Quando a elite económica e política mundial se reuniu há umas semanas em Davos, houve uma notícia que não teve a atenção devida. Um grupo de 250 multimilionários (pessoas com mesmo mesmo muito dinheiro) fez um abaixo-assinado a pedir para serem taxados. Sim, um conjunto de super-ricos juntou-se para pedir maior tributação sobre a riqueza, um aparente paradoxo que só é explicável pelo corolário da sua posição: “o aumento dramático da desigualdade económica está a ser catastrófico para a nossa sociedade”.
Depois de décadas a defender a taxação dos super-ricos, confesso que não foi sem alguma satisfação que percebi que alguns dos visados conseguem ver além do seu umbigo. É claro que a desigualdade corrói os alicerces da sociedade, reduz a capacidade de ação das políticas públicas e coloca em causa o desenvolvimento dos países. É hoje unânime que os investimentos públicos em educação para todos ou saúde para todos são os motores fundamentais do crescimento económico, bem como a existência de sistemas científicos fortes. Mas isso não se faz sem Estado Social e ele não existe sem uma justa distribuição da riqueza criada na sociedade.
A pergunta de Almeida Garret, “Quantos pobres são precisos para produzir um rico?”, chama a atenção para esta ideia basilar: a desigualdade é fruto de uma má distribuição de riqueza. E se uns beneficiam (uma elite cada vez mais reduzida e com uma riqueza mais concentrada), há muitíssimos mais que ficam prejudicados. Olhar para os lucros milionários que os bancos estão a apresentar dá uma outra atualidade a este raciocínio.
Os bancos estão a apresentar lucros recordes.

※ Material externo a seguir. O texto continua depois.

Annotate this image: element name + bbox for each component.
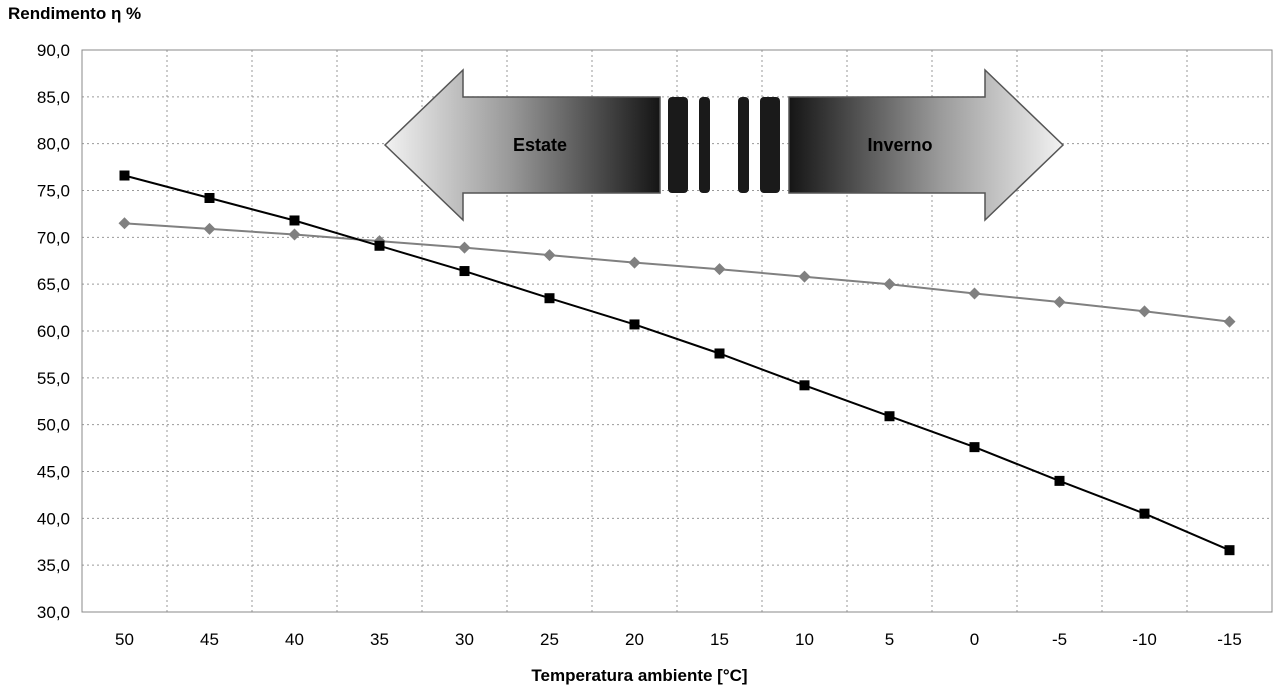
data-point-square [119, 170, 130, 181]
x-tick-label: 45 [200, 630, 219, 649]
x-tick-label: 0 [970, 630, 979, 649]
data-point-diamond [1138, 305, 1151, 318]
y-tick-label: 90,0 [37, 41, 70, 60]
x-tick-label: 35 [370, 630, 389, 649]
y-tick-label: 30,0 [37, 603, 70, 622]
y-tick-label: 55,0 [37, 369, 70, 388]
data-point-diamond [713, 263, 726, 276]
data-point-diamond [968, 287, 981, 300]
data-point-square [799, 380, 810, 391]
series [118, 170, 1236, 556]
x-tick-label: 20 [625, 630, 644, 649]
estate-label: Estate [513, 135, 567, 155]
x-tick-label: -15 [1217, 630, 1242, 649]
y-tick-label: 45,0 [37, 463, 70, 482]
y-tick-labels: 90,0 85,0 80,0 75,0 70,0 65,0 60,0 55,0 50,0 45,0… [37, 41, 70, 622]
data-point-square [459, 266, 470, 277]
x-tick-label: 5 [885, 630, 894, 649]
data-point-square [1054, 475, 1065, 486]
x-axis-title: Temperatura ambiente [°C] [531, 666, 748, 685]
series-line-1 [124, 174, 1230, 552]
data-point-square [204, 192, 215, 203]
inverno-label: Inverno [867, 135, 932, 155]
data-point-square [1224, 545, 1235, 556]
data-point-diamond [628, 256, 641, 269]
y-tick-label: 40,0 [37, 509, 70, 528]
data-point-square [884, 411, 895, 422]
y-tick-label: 60,0 [37, 322, 70, 341]
x-tick-label: 40 [285, 630, 304, 649]
x-tick-label: 10 [795, 630, 814, 649]
season-arrows: Estate Inverno [383, 68, 1065, 222]
data-point-square [1139, 508, 1150, 519]
estate-arrow [383, 68, 661, 222]
data-point-diamond [203, 222, 216, 235]
y-tick-label: 50,0 [37, 416, 70, 435]
x-tick-labels: 50 45 40 35 30 25 20 15 10 5 0 -5 -10 -15 [115, 630, 1242, 649]
data-point-square [374, 240, 385, 251]
x-tick-label: -10 [1132, 630, 1157, 649]
grid [82, 50, 1272, 612]
y-tick-label: 35,0 [37, 556, 70, 575]
y-axis-title: Rendimento η % [8, 4, 142, 23]
x-tick-label: 50 [115, 630, 134, 649]
y-tick-label: 85,0 [37, 88, 70, 107]
x-tick-label: 15 [710, 630, 729, 649]
arrow-stripe [699, 97, 710, 193]
data-point-square [629, 319, 640, 330]
data-point-diamond [798, 270, 811, 283]
data-point-square [289, 215, 300, 226]
inverno-arrow [788, 68, 1065, 222]
x-tick-label: 25 [540, 630, 559, 649]
data-point-diamond [458, 241, 471, 254]
data-point-diamond [1053, 295, 1066, 308]
data-point-diamond [543, 249, 556, 262]
data-point-square [544, 293, 555, 304]
y-tick-label: 70,0 [37, 228, 70, 247]
data-point-diamond [1223, 315, 1236, 328]
plot-area-frame [81, 49, 1273, 613]
data-point-square [714, 348, 725, 359]
arrow-stripe [668, 97, 688, 193]
arrow-stripe [738, 97, 749, 193]
data-point-diamond [118, 217, 131, 230]
y-tick-label: 75,0 [37, 182, 70, 201]
data-point-diamond [288, 228, 301, 241]
y-tick-label: 65,0 [37, 275, 70, 294]
x-tick-label: -5 [1052, 630, 1067, 649]
x-tick-label: 30 [455, 630, 474, 649]
series-line-0 [124, 222, 1230, 323]
y-tick-label: 80,0 [37, 135, 70, 154]
data-point-diamond [883, 278, 896, 291]
data-point-square [969, 442, 980, 453]
arrow-stripe [760, 97, 780, 193]
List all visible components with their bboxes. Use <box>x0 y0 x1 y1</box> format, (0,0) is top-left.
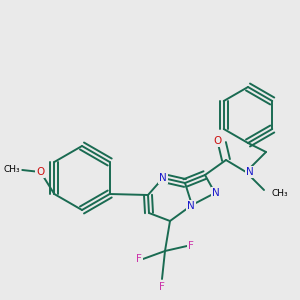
Text: F: F <box>159 282 165 292</box>
Text: O: O <box>214 136 222 146</box>
Text: N: N <box>187 201 195 211</box>
Text: N: N <box>212 188 220 198</box>
Text: CH₃: CH₃ <box>4 166 20 175</box>
Text: F: F <box>188 241 194 251</box>
Text: N: N <box>159 173 167 183</box>
Text: N: N <box>246 167 254 177</box>
Text: O: O <box>36 167 44 177</box>
Text: F: F <box>136 254 142 264</box>
Text: CH₃: CH₃ <box>272 188 289 197</box>
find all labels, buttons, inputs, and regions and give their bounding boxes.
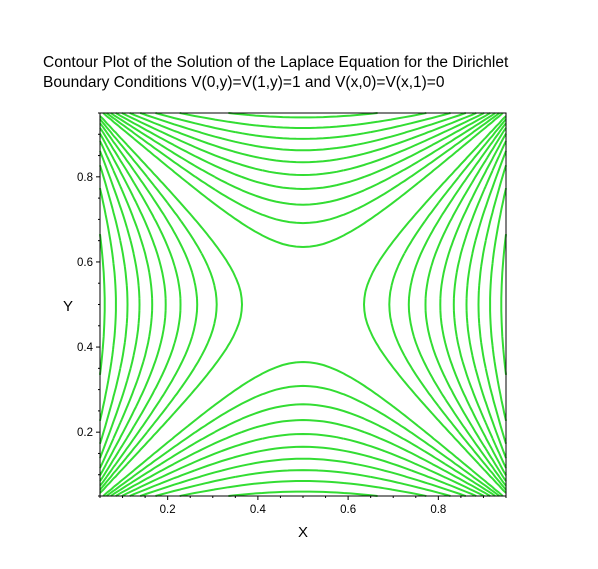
contour-line-0.46 [102, 112, 504, 497]
contour-line-0.34 [115, 112, 491, 497]
chart-title-line-1: Contour Plot of the Solution of the Lapl… [43, 54, 509, 71]
y-tick-label: 0.6 [77, 257, 93, 269]
contour-line-0.54 [99, 115, 507, 494]
y-tick-label: 0.2 [77, 427, 93, 439]
x-axis-ticks: 0.2 0.4 0.6 0.8 [99, 496, 507, 516]
x-tick-label: 0.2 [160, 504, 176, 516]
contour-line-0.62 [99, 122, 507, 487]
x-tick-label: 0.4 [250, 504, 267, 516]
x-tick-label: 0.6 [340, 504, 356, 516]
contour-line-0.26 [129, 112, 477, 497]
chart-title-line-2: Boundary Conditions V(0,y)=V(1,y)=1 and … [43, 74, 445, 91]
contour-line-0.3 [121, 112, 485, 497]
x-tick-label: 0.8 [430, 504, 446, 516]
y-tick-label: 0.8 [77, 172, 93, 184]
contour-line-0.38 [110, 112, 496, 497]
contour-line-0.82 [99, 165, 507, 444]
x-axis-label: X [298, 524, 308, 541]
contour-line-0.74 [99, 140, 507, 469]
plot-axes: 0.2 0.4 0.6 0.8 0.2 0.4 0.6 0.8 [77, 112, 507, 516]
y-tick-label: 0.4 [77, 342, 94, 354]
y-axis-ticks: 0.2 0.4 0.6 0.8 [77, 112, 100, 497]
contour-line-0.66 [99, 127, 507, 482]
contour-line-0.7 [99, 133, 507, 476]
y-axis-label: Y [63, 298, 73, 315]
contour-line-0.18 [155, 112, 451, 497]
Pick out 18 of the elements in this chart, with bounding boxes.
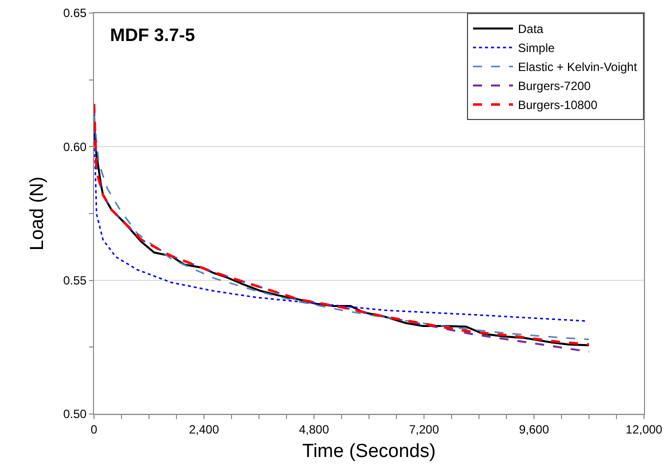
x-tick-label: 7,200 <box>408 422 440 436</box>
x-tick-label: 12,000 <box>626 422 663 436</box>
y-tick-label: 0.65 <box>63 6 87 20</box>
x-axis-title: Time (Seconds) <box>302 441 436 462</box>
text: MDF 3.7-5 <box>110 25 196 45</box>
y-tick-label: 0.50 <box>63 407 87 422</box>
x-tick-label: 0 <box>90 422 98 436</box>
legend-label: Elastic + Kelvin-Voight <box>518 60 638 74</box>
x-tick-label: 4,800 <box>298 422 330 436</box>
legend-label: Burgers-10800 <box>518 98 598 112</box>
x-tick-label: 9,600 <box>518 422 550 436</box>
legend-label: Data <box>518 22 544 36</box>
legend-label: Simple <box>518 41 556 56</box>
x-tick-label: 2,400 <box>188 422 220 436</box>
y-tick-label: 0.60 <box>63 140 87 154</box>
legend-label: Burgers-7200 <box>518 79 592 94</box>
y-axis-title: Load (N) <box>27 176 48 250</box>
y-tick-label: 0.55 <box>63 274 87 288</box>
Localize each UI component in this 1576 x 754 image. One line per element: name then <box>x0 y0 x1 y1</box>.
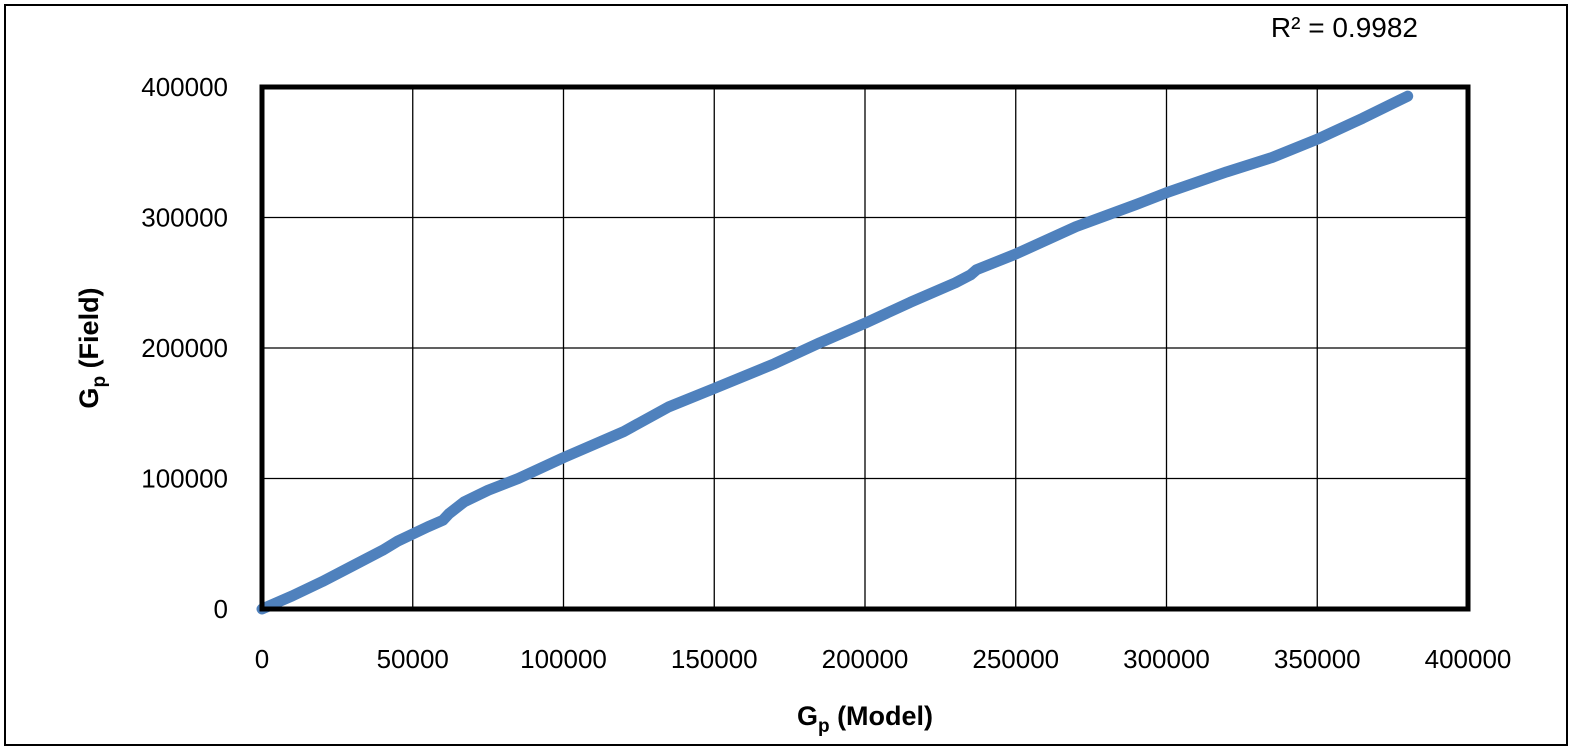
y-axis-label: Gp (Field) <box>74 287 110 408</box>
x-tick-label: 350000 <box>1274 644 1361 674</box>
y-tick-label: 0 <box>214 594 228 624</box>
series-line <box>256 90 1414 615</box>
y-tick-label: 200000 <box>141 333 228 363</box>
plot-area-border <box>259 84 1471 612</box>
x-tick-label: 400000 <box>1425 644 1512 674</box>
r-squared-annotation: R² = 0.9982 <box>1271 12 1418 43</box>
x-tick-label: 150000 <box>671 644 758 674</box>
x-tick-label: 100000 <box>520 644 607 674</box>
x-tick-label: 250000 <box>972 644 1059 674</box>
x-tick-label: 200000 <box>822 644 909 674</box>
y-tick-label: 400000 <box>141 72 228 102</box>
x-axis-label: Gp (Model) <box>797 701 933 737</box>
x-tick-label: 50000 <box>377 644 449 674</box>
x-tick-label: 300000 <box>1123 644 1210 674</box>
y-tick-label: 300000 <box>141 203 228 233</box>
chart-frame <box>4 4 1568 746</box>
y-tick-label: 100000 <box>141 464 228 494</box>
x-tick-label: 0 <box>255 644 269 674</box>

No global, deverá chegar a 5 mil milhões de euros os lucros dos bancos em Portugal em 2023. Será algo como 2% do PIB, isto é, da riqueza do país. E, como já foi anunciado por vários banqueiros, serão para distribuir em dividendos pelos acionistas. É esta acumulação de riqueza legítima?
Os lucros dos bancos têm como fonte principal a margem financeira, que é a relação entre o que os bancos cobram pelos créditos e o que pagam pelos depósitos. É, então, na diferença entre os juros cobrados aos empréstimos realizados (principalmente os créditos à habitação) e os juros pagos pelos depósitos que está o motivo para lucros tão milionários. Não inovação nenhuma, aumento de eficiência, nem sequer qualquer criatividade: é meramente cada banco fazer uso da sua posição (e de comportamentos similares dos seus concorrentes) para ganhar imenso num período em que as famílias enfrentam dificuldades para pagar os seus créditos à habitação. É um abuso que não pode ser tolerado.
O Estado detém o principal banco do país, a Caixa Geral de Depósitos (CGD). Enquanto banco público não tem mostrado qualquer diferença na sua atividade face aos bancos privados e, por isso mesmo, também irá apresentar lucros recordes. E isto não faz qualquer sentido: o Estado deveria usar a CGD para impor uma outra política de juros cobrados pelos bancos. Por exemplo, se a CGD reduzisse em 1,5p.p. o valor médio de taxa de juro cobrado pelos seus créditos, pouparia 1600 euros por ano a uma família que tivesse um crédito à habitação de 150 mil euros. E essa poupança das famílias seria conseguida sem colocar em causa a solidez da CDG. Não é só possível, é uma obrigação.
A política da CGD tem um efeito em cascata: os bancos privados seriam forçados a ter também uma outra política de créditos. E isto não é mau, bem pelo contrário. Como demonstrei, os lucros que todos estão a apresentar são justificados principalmente pelo abuso das taxas de juro praticadas. A consequência seria a da moderação dos seus ganhos, mas não colocaria em causa a sua solidez.
Os bancos apresentam lucros recordes. Serão 5 mil milhões de euros, quase 2% do PIB nacional. São ganhos abusivos, imorais porque feitos à custa das dificuldades das famílias com os créditos que subiram como uma flecha. A Caixa tem de ser chamada para baixar o valor dos créditos.